The DST in a side-track on the Mzia-3 appraisal well, drilled in about 1800m water depth, about 6km north of the original Mzia-1 discovery, included sustained gas production at a maximum flow rate of 101MMscf /d, equivalent to about 17,000boe/d.
According to partner Ophir Energy, the well flowed slightly ahead of expectations at an average controlled rate of 90MMcf/d for six days, with the peak 101MMscf/d rate constrained by equipment limits.
Nick Cooper, Ophir’s CEO, said: “The Mzia-3 flow-test is another positive result on what will be a core asset in our Tanzanian LNG development. Momentum continues to build on that project with pre-FEED contracts awarded on both the midstream and pstream portions of the development.”
Mzia, discovered in 2012, is a multi-layered field of Upper Cretaceous age with a gross gas column in excess of 300m. The Mzia and Jodari discoveries in Block 1 are estimated to hold around 9 trillion cubic feet (Tcf) of total gross recoverable resources, with around 15 Tcf of total gross recoverable resources, around 2.5 billion boe, across Blocks 1, 3, and 4.
Ophir said the data acquired from the latest Mzia-3 DST and cores from the Mzia-3ST1 well will now be incorporated into planning of the production wells as part of development of the field.
An earlier DST on the Mzia-2 well, performed in May 2013, was the first done on a Cretaceous discovery in deep water offshore Tanzania. It flowed at an equipment-constrained rate of 57MMscf/d, or around 9500boe/d.
Sami Iskander, BG Group’s CEO, said: “The excellent results from this latest drill-stem test further reduce reservoir risk, a critical factor as we progress design of the upstream production facilities and infrastructure.
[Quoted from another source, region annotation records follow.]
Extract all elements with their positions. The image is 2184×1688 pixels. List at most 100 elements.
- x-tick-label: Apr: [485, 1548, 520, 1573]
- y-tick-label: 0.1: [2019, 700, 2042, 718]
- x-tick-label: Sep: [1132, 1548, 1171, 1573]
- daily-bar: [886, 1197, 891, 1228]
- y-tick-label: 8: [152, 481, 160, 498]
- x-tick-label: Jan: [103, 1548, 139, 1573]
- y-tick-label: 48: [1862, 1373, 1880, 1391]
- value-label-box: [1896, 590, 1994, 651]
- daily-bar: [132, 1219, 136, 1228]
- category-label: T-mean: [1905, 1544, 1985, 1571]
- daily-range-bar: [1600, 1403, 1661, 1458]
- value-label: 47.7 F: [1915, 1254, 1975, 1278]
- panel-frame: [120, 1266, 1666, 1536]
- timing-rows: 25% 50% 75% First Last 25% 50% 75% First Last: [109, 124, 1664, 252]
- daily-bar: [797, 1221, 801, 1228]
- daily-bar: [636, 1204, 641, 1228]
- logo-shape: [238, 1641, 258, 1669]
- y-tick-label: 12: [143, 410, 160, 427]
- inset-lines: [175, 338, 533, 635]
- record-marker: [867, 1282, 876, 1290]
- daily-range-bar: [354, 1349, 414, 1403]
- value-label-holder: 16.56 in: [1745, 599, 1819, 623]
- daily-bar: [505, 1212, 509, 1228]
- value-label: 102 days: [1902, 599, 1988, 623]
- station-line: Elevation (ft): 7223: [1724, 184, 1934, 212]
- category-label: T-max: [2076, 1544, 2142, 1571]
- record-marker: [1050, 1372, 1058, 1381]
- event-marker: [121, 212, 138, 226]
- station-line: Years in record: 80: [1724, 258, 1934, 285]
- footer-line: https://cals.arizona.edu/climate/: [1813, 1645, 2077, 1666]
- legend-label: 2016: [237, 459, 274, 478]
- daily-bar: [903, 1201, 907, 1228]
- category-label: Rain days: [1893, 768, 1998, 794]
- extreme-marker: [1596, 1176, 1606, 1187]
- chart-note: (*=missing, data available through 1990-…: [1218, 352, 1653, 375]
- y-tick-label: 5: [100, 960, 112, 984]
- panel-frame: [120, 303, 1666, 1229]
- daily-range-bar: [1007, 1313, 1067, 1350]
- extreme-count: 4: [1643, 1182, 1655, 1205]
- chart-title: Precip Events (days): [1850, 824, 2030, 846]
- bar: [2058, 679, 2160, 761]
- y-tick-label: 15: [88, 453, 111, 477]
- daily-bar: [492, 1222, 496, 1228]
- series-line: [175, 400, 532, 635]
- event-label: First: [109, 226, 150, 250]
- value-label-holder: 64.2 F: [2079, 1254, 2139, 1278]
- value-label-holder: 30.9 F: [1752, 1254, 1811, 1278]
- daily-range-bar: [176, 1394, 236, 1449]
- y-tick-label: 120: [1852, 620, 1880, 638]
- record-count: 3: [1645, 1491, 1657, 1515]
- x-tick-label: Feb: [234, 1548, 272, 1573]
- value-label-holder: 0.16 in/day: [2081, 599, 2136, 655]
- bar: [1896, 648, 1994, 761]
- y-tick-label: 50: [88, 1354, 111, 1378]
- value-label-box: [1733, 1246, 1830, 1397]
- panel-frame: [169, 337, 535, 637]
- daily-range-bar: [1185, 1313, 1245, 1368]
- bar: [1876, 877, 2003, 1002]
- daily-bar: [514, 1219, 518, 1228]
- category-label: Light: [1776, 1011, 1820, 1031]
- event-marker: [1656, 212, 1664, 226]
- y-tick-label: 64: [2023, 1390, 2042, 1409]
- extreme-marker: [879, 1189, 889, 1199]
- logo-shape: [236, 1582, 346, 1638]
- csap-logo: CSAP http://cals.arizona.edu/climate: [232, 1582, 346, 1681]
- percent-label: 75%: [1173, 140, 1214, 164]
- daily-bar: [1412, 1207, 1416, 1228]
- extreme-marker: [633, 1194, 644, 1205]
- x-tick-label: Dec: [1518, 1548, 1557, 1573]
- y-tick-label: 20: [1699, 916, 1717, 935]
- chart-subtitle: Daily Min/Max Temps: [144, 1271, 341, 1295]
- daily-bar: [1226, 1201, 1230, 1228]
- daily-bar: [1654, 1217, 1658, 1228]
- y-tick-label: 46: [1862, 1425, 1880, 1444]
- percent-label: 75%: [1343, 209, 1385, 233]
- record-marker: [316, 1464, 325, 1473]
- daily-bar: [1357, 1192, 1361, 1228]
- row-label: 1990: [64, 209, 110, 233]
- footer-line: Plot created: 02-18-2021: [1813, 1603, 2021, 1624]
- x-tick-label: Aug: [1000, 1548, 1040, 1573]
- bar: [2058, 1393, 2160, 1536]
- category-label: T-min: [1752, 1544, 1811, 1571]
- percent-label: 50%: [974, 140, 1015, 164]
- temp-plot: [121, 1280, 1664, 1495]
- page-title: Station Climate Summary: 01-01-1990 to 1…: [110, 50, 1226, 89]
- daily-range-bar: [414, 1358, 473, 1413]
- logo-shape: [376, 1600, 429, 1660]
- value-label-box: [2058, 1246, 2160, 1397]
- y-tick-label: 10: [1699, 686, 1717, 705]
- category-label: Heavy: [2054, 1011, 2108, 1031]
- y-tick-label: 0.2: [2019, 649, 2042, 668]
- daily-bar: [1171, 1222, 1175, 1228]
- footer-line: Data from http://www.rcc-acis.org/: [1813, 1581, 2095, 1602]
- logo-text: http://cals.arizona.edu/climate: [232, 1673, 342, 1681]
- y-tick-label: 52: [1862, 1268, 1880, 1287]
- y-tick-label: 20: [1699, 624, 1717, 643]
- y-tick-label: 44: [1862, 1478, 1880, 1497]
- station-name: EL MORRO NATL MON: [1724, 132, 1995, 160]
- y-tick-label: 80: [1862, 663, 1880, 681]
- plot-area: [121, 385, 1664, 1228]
Also, the Mzia-3 DST, along with previous appraisal activities, supports our efforts to optimise the value of a development across our Block 1 discoveries.”
The drill ship, the Deepsea Metro-1, which was used for the Mzia-3 appraisal well, will now move north to complete the exploration and appraisal program on the Block 4 discoveries by drilling the Kamba-1 well.
BG Group has a 60% interest in, and is operator of, Blocks 1, 3 and 4 offshore Tanzania, with partner Ophir Energy holding 20% and Pavilion Energy 20%.
Ophir Energy also gave an update on its Equatorial Guinea drilling. It said the Tonel North-1 appraisal well had been completed on Block R, Equatorial Guinea. The Tonel North-1 well was drilled about 5km north-east of the original Tonel-1 discovery well. The well encountered gas pay combined in the lower target sands but the upper sands appeared to be low gas-saturation. Analysis of the well data is ongoing. The result is expected to marginally reduce the discovered volumes in the Tonel field but will not impact the commerciality of the base case 2.5MMt/pa FLNG project, Ophir said.
The Vantage Titanium Explorer drillship, which drilled the well, has now moved to complete the Silenus East-1 exploration well, which is targeting ca.420Bcf of low-risk mean prospective gas resource as a primary target and will be deepened to test a secondary, high-impact but high-risk oil target that on current mapping could be a potentially extensive play across the Block.
The top hole of Silenus has already been previously drilled and the well is expected to complete within two weeks. There are several analogous shallow gas prospects to Silenus East in the Thrust Belt play sharing the same Direct Hydrocarbon Indicators. If successful, the well would de-risk ca.1.2Tcf of upside (including Silenus East volumes) in the immediate area that could provide an additional production hub for the FLNG development.